Venezuela setzt seine Strategie der Öffnung für große internationale Energiekonzerne fort. Caracas hat Shell eine Lizenz zur Förderung und zum Export von Erdgas aus dem Offshore-Feld Loran vor der Nordostküste des Landes erteilt. Diese Entscheidung unterstreicht die schrittweise Rückkehr ausländischer Großkonzerne in einen Sektor, der lange Zeit durch US-Sanktionen und chronische Unterinvestitionen gelähmt war.
Das Loran-Feld gilt als eines der vielversprechendsten Gasprojekte der Region. Es verfügt über Gasreserven von rund 7 Billionen Kubikfuß und erstreckt sich teilweise in die Gewässer von Trinidad und Tobago.
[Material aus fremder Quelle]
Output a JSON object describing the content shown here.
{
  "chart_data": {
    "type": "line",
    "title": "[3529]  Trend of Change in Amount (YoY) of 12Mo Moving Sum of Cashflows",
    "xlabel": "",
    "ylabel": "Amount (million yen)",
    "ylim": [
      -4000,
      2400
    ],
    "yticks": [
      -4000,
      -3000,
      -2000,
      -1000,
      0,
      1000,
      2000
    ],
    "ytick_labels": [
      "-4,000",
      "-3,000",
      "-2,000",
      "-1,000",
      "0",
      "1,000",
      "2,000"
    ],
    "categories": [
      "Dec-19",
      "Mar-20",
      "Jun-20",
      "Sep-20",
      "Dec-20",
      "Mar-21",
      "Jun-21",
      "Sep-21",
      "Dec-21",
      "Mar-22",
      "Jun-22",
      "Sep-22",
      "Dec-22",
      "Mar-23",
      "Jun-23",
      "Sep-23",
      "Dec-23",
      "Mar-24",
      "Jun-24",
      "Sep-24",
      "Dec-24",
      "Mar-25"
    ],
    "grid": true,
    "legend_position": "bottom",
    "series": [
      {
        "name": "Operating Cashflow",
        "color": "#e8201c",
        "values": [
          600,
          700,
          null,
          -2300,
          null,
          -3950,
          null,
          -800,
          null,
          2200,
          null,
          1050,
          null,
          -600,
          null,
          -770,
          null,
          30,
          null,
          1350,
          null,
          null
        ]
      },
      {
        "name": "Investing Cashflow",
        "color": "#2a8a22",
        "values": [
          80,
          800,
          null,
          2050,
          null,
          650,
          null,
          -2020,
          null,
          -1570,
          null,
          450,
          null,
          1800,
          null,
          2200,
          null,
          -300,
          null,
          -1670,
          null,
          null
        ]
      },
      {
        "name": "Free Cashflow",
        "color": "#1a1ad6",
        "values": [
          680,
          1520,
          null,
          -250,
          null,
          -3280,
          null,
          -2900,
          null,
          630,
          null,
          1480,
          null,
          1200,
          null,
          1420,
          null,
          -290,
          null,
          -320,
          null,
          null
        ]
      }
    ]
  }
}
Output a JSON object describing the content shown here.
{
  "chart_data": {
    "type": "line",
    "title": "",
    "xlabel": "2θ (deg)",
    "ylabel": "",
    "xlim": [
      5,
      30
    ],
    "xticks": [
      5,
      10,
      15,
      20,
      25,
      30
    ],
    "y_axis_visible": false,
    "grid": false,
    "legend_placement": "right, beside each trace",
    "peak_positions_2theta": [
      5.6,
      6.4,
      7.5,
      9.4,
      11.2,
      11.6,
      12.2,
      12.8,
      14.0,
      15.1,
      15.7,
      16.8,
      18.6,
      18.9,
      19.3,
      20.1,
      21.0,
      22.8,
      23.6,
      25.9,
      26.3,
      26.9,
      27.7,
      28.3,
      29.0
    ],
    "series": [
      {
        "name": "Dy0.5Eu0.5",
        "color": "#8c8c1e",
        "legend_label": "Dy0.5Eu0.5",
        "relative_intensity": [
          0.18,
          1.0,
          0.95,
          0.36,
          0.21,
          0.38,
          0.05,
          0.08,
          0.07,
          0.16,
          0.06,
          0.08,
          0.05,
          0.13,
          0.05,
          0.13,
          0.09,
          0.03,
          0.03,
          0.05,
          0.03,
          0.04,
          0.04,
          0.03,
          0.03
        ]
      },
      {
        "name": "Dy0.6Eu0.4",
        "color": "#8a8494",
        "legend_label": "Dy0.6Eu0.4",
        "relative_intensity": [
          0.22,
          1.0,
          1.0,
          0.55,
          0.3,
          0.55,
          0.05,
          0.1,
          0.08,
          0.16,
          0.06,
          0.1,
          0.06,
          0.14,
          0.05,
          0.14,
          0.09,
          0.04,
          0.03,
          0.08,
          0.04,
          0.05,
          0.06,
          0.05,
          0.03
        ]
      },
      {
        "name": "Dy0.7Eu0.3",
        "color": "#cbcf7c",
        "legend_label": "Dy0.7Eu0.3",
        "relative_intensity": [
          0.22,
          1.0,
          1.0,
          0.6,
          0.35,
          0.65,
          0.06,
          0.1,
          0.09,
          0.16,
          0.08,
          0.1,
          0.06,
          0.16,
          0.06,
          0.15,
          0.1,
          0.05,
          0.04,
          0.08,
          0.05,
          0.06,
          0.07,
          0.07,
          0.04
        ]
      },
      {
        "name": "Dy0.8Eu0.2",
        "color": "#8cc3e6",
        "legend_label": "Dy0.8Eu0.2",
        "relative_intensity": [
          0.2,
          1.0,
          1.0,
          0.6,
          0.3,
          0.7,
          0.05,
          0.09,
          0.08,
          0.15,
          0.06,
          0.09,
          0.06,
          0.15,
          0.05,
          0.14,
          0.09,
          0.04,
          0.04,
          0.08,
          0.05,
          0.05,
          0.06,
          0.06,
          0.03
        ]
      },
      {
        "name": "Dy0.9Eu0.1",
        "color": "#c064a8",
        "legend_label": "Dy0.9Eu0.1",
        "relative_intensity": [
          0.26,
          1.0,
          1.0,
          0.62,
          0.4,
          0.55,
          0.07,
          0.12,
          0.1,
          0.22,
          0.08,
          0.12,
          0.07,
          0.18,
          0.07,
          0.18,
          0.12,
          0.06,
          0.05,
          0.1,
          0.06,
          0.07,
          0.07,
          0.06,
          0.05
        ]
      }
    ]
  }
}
Shell plant, dieses Feld gemeinsam mit dem Dragon-Projekt zu erschließen, einem weiteren bedeutenden venezolanischen Feld mit geschätzten Reserven von fast 4,5 Billionen Kubikfuß. Ziel ist die Versorgung der Flüssigerdgas-Anlagen (LNG) in Trinidad und Tobago, dem wichtigsten Gasumschlagplatz der Karibik.
Die Rückkehr der großen westlichen Studios
Shells Einstieg ist Teil eines umfassenderen Trends, der Anfang des Jahres begann. BP unterzeichnete kürzlich Verträge für die Offshore-Felder Cocuina-Manakin und Loran, während Eni mehrere Ölprojekte im Orinoco-Gürtel wiederbelebte. Auch Repsol hat seine Präsenz im Land nach der Lockerung der US-Sanktionen verstärkt.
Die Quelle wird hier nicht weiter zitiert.